Results: We reconstruct here the human phylome, which includes the evolutionary relationships of all human proteins and their homologs among 39 fully sequenced eukaryotes. Phylogenetic techniques used include alignment trimming, branch length optimization, evolutionary model testing and maximum likelihood and Bayesian methods. Although differences with alternative topologies are minor, most of the trees support the Coelomata and Unikont hypotheses as well as the grouping of primates with laurasatheria to the exclusion of rodents. We assess the extent of gene duplication events and their relationship with the functional roles of the protein families involved. We find support for at least one, and probably two, rounds of whole genome duplications before vertebrate radiation. Using a novel algorithm that is independent from a species phylogeny, we derive orthology and paralogy relationships of human proteins among eukaryotic genomes.

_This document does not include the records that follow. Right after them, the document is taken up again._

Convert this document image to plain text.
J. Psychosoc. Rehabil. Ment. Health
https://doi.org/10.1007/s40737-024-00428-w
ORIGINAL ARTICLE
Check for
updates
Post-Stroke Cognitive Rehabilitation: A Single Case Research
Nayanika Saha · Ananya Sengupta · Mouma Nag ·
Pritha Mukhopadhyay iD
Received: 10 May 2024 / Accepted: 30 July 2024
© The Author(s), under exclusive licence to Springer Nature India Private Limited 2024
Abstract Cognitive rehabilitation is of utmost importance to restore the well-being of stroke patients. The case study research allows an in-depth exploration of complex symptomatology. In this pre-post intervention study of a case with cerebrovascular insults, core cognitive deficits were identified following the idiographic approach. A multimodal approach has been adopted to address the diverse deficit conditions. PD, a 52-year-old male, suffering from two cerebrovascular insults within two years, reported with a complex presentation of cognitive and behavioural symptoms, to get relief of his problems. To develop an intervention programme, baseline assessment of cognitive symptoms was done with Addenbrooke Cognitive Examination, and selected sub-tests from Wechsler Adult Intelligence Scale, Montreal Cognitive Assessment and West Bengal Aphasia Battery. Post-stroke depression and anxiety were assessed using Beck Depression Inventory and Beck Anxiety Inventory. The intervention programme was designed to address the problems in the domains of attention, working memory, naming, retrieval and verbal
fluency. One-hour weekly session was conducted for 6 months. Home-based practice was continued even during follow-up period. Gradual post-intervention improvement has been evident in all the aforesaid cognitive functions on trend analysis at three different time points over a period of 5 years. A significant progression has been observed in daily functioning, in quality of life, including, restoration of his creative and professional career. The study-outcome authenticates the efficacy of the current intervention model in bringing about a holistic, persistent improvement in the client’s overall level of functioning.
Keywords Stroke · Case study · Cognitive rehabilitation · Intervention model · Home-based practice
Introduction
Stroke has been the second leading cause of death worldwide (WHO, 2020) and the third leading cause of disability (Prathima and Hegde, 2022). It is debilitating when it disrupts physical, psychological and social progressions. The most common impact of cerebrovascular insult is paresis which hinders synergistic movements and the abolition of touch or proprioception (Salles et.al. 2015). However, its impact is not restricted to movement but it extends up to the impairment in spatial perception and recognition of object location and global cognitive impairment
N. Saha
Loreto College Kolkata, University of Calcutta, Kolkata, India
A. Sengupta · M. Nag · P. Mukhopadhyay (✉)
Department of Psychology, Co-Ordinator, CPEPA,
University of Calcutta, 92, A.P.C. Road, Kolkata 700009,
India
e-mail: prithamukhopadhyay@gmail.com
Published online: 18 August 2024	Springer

Conclusion: Topological variations among phylogenies for different genes are to be expected, highlighting the danger of gene-sampling effects in phylogenomic analyses. Several links can be established between the functions of gene families duplicated at certain phylogenetic splits and major evolutionary transitions in those lineages. The pipeline implemented here can be easily adapted for use in other organisms.

Figure 1

Schematic representation of the phylogenetic pipeline used to reconstruct the human phylome. Each protein sequence encoded in the human genome is compared against a database of proteins from 39 fully sequenced eukaryotic genomes (Table 1) to select putative homologous proteins. Groups of homologous sequences are aligned and subsequently trimmed to remove gap-rich regions. The refined alignment is used to build a NJ tree, which is then used as a seed tree to perform a ML likelihood analysis as implemented in PhyML, using four different evolutionary models (five in the case of mitochondrially encoded proteins). The ML tree with the maximum likelihood is further refined with a Bayesian analysis using MrBayes. Finally, different algorithms are used to search for specific topologies in the phylome or to define orthology and paralogy relationships.

Figure 2

The alternative phylogenetic relationships among the taxa involved in the three evolutionary hypotheses considered. (a) Placental mammals: primates, laurasatheria and rodents. (b) Ecdysozoa versus Coelomata hypothesis: relationships among arthropods, chordates and nematodes. And (c) the Unikont hypothesis: relationship among opisthokonts, amoebozoans and other eukaryotic groups. The numbers indicate the number of trees supporting each topology. For each alternative topology numbers on the top row refer to the total number of trees with a given topology, and what percentage of the total it represents; numbers in the middle row refer to those trees for which the posterior probabilities of the two partitions shown in the figure are 0.9 or higher. Numbers in the bottom row refer to the number and percentage of gene families supporting each topology.

Figure 3

Estimates for the number of duplication events occurred at each major transition in the evolution of the eukaryotes. Species abbreviations are the same as in table 1. Horizontal bars indicate the average number of duplications per gene. Boxes on the right list some of the GO terms of the biological process category that are significantly over-represented compared to the rest of the genome in the set of gene families duplicated at a certain stage. A full list of significantly over represented terms is given as a table in the supplementary material [22].

Figure 4

Benchmarking comparison of different orthology inference algorithms. The reference set used in the benchmark of Hulsen et al. [82] is taken as a gold standard to compute the number of true positives (TP), false positives (FP) and false negatives (FN) yielded by each method. For each method the sensitivity (S = TP/(TP+FN)) and the positive predictive value (P = TP/(TP + FP)) are computed. Methods described in [82] are indicated as BBH (Best reciprocal hits), MCL (OrthoMCL), ZIH (Z-score 1-hundred.), INP (Inparanoid), PGT (phylogeny-based algorithm used in [95]), KOG (Clusters of eukaryotic orthologous goups). 'Phylome' represents the results of our pipeline and algorithm, and Ensbl the orthology relationships predicted by Ensembl database.